CES 2015: Is VR about to become a reality?
The Consumer Electronics Show (CES) in Las Vegas is a great place for spotting technologies bubbling under, poised for the breakout moment that will take them from being a sideshow to the main event.
In 2014 it was wearables, and in 2015 it might well be virtual reality (VR).
CES 2015 has seen a series of announcements and demonstrations that suggest the technology is nearing maturity and mass-market adoption.
Keynotes from Sony, Samsung and Intel all referenced VR and the way it might change how we consume some media.
Oculus Rift, the poster child for the consumer VR movement, demonstrated its latest update to its headset, called Crescent Bay, to press and its partners.
In addition, said attendees, the company's headsets were in use on lots of stands to demo other firms' technologies.
Razer, better known for its video gaming peripherals, used CES to announce its Open Source Virtual Reality initiative.
This is sharing the designs and development work Razer has done on VR with anyone that wants it to help it finalise and perfect a headset that anyone can use.
Separately, London-based 3D Head used the show to unveil its own VR headset.
Also in Vegas was Virtuix, which pairs an Oculus headset with a treadmill and harness to give people, usually gamers, as immersive an experience as is possible.
Its contraption is on sale now for $499 (£330).
Does this all mean that VR is now ready to go mainstream?
No, said Stuart Miles, founder of gadget news site Pocket-Lint.
"Last year lots of people were using Google's Glass to show what was possible, but they didn't know why they were using it," he said. "This year the same was true of VR."
The headsets might be visible on stage and stands, he said, but most were not exploiting its true potential.
"There's a real feeling that people want it to work but are not 100% sure why," said Mr Miles.
Analyst Piers Harding-Rolls, from consultancy IHS, was also sceptical about the immediate future of VR.
"It will stay relatively niche because it still has several technological hurdles to overcome," he said.
"A lot of people that have tested the current headsets, a good proportion of them have not enjoyed the experience.
"It can make them feel woozy and sick, and the manufacturers really have to overcome that," he said.
What also needed to be sorted out was how to control a person's actions when they were playing a game via a headset.
"There's no solution yet to controlling yourself in a game that does not remove you from the game and break that sense of immersion," he said.

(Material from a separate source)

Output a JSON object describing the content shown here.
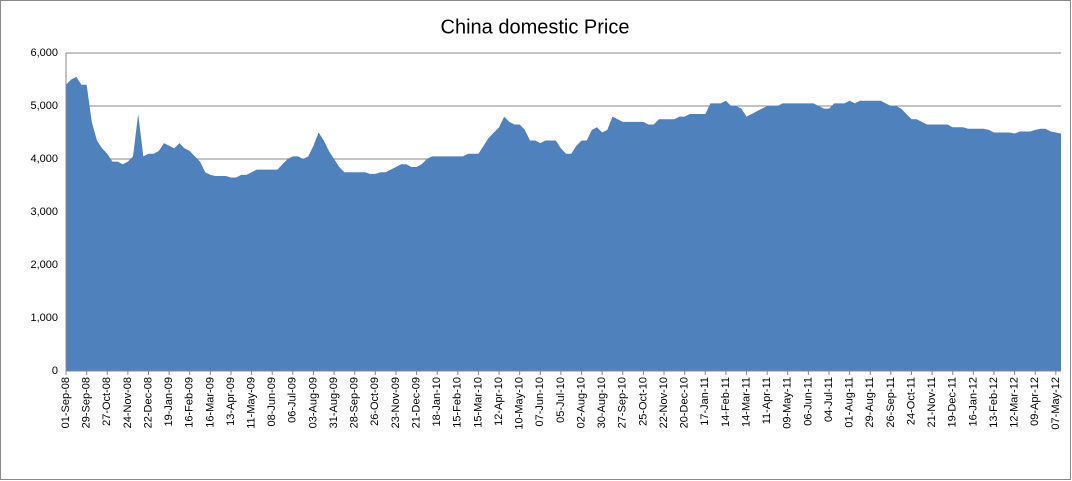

There was no doubt, he added, that 2015 would be the year when a lot of development was done on the technology but user numbers would remain small and most of those would be gamers.
"The people that are willing to invest early on in the technology are those hard-core gamers," he said.
Increasing numbers of games, such as Elite Dangerous, were being optimised for use with a VR headset, he said.
Mr Harding-Rolls was also sceptical about using a VR headset to watch movies, not least because super high-definition screens were starting to appear in large numbers.
For Mr Miles, from Pocket-Lint, some of the innovative uses for VR were happening away from the tech show.
Movie companies were starting to use headsets as a different way to promote some of their films, he said.
Fox was using a specially made sequence for its film Wild that put a person in the centre of a woodland scene with the film's star Reese Witherspoon.
Hi-tech firm Jaunt had created a similarly immersive experience for the third Hobbit movie, he said.
The Sundance film festival, which takes place in late January, is also expected to feature a whole series of movies and artworks that try to use VR to tell stories in a different way.
One "immersive experience" prepared for the festival puts VR users in the middle of a fight between two giant monsters.
Another is more subtle and revolves around the intimacy VR can bestow to give different viewpoints of the same incident and pose questions about how conflict and misunderstandings can arise.
Such experimentation was helping to solve one of the other obstacle VR must overcome, said Mr Miles.
"It has the same problem as 4K," he said. "There's just no content for it."
Despite this, CES was giving hints as to how VR might develop.
The 2015 show had seen the debut of several cameras that shoot panoramic video, he said. And using VR might be a great way to show the all round shots to friends and family.
For the moment, though, VR's future is still a little virtual.